As measured by content and turnout, the event (held coincidentally on the 4 year anniversary of the creation of the Michael’s Foundation) was a clear success. We thank Mount Sinai Hospital for originating the symposium concept and program and for the generous time devoted by the speakers and attendees. As a result of the conference, the Foundation may support specific ongoing and new research conducted by various presenters and others participating in the symposium.
Mount Sinai Hospital, Children’s Heart Center, Division of Pediatric Cardiology, Echocardiography:
As part of improving awareness, detection and treatment of congenital heart conditions, the Foundation made its first funding activity in the form of a donation to the Division of Pediatric Cardiology of The Mount Sinai Hospital in New York toward the purchase of state of the art, 3-D echocardiography technology.

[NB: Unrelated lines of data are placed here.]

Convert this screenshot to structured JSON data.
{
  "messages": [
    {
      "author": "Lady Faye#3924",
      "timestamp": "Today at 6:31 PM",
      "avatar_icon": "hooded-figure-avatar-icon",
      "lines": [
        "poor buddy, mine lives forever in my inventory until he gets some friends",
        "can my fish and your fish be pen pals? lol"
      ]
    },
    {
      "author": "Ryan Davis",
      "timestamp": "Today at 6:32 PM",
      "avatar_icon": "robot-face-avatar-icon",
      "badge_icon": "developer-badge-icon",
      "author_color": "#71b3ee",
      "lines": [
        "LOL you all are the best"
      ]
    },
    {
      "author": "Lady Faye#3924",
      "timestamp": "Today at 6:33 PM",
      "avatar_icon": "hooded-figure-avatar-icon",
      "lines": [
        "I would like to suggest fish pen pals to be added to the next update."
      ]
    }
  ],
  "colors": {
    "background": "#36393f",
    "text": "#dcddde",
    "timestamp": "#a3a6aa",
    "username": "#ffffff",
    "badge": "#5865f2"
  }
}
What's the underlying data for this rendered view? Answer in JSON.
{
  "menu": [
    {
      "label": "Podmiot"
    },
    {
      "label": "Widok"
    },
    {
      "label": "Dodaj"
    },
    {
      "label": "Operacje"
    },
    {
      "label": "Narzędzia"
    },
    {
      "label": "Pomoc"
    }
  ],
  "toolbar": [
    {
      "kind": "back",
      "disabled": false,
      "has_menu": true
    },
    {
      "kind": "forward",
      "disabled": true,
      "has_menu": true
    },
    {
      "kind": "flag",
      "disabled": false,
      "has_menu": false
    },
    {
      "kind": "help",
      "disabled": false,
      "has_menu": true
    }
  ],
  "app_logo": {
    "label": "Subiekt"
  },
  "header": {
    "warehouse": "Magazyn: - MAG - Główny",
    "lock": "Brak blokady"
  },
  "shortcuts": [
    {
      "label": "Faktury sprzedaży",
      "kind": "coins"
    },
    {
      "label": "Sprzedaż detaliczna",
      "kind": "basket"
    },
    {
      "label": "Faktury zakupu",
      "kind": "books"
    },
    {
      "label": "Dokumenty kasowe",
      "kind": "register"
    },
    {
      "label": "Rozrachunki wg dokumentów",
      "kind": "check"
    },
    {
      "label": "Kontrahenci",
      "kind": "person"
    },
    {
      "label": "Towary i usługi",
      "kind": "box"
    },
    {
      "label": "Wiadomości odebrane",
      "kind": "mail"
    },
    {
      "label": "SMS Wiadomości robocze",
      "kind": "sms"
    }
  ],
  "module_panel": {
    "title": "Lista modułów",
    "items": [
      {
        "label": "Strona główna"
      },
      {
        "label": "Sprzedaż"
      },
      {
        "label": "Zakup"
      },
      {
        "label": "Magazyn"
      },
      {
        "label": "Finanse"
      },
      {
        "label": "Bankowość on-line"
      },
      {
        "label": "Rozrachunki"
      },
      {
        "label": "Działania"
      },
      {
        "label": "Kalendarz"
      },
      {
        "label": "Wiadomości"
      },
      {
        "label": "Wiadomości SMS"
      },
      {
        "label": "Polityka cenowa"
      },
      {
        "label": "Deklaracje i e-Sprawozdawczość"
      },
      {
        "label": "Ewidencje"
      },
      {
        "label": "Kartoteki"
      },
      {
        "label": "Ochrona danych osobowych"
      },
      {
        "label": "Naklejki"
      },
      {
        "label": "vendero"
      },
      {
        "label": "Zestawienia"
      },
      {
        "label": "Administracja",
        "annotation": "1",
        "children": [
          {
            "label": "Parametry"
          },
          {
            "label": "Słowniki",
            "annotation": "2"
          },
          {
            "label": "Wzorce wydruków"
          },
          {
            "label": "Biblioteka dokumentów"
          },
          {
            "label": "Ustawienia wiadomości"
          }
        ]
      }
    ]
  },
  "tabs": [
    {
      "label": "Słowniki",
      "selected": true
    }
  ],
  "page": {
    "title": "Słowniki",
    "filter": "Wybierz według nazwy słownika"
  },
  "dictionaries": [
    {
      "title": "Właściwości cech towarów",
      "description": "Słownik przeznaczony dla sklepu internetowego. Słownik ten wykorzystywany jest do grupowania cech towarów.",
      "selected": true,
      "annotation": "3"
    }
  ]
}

Known also as cardiac ultrasound, echocardiography is a diagnostic tool that is especially important when screening children, since it is “non invasive” (i.e., is performed outside of the body) and has no known side effects. As described by Mount Sinai’s Children’s Heart Center, echocardiography entails “bouncing sound waves off the heart to create images that provide vital information including the heart’s size and shape, its efficiency in pumping blood, and the presence of tissue damage.”
The improved imaging and processing capability of this new cardiac ultrasound platform potentially holds great promise to better equip pediatric cardiographers with identifying congenital heart defects, such as the rare condition Michael had.
Mount Sinai Hospital installed this cutting edge technology in its Pediatric Cardiology Division in June 2009.
Proposals: The Foundation continues to welcome proposals by pediatric and adult cardiologists, angiographers, sports cardiologists, and other medical professionals from around the country to consider providing funding to support various initiatives consistent with the Foundation’s mission. In addition to continued support of Mount Sinai Hospital, these initiatives under consideration include a multicenter study / registry on congenital heart anomalies, a sports cardiology information clearinghouse, and sponsorship of charitable events on behalf of disadvantaged children.
We continue to welcome advice and ideas from medical professionals and non-professionals alike.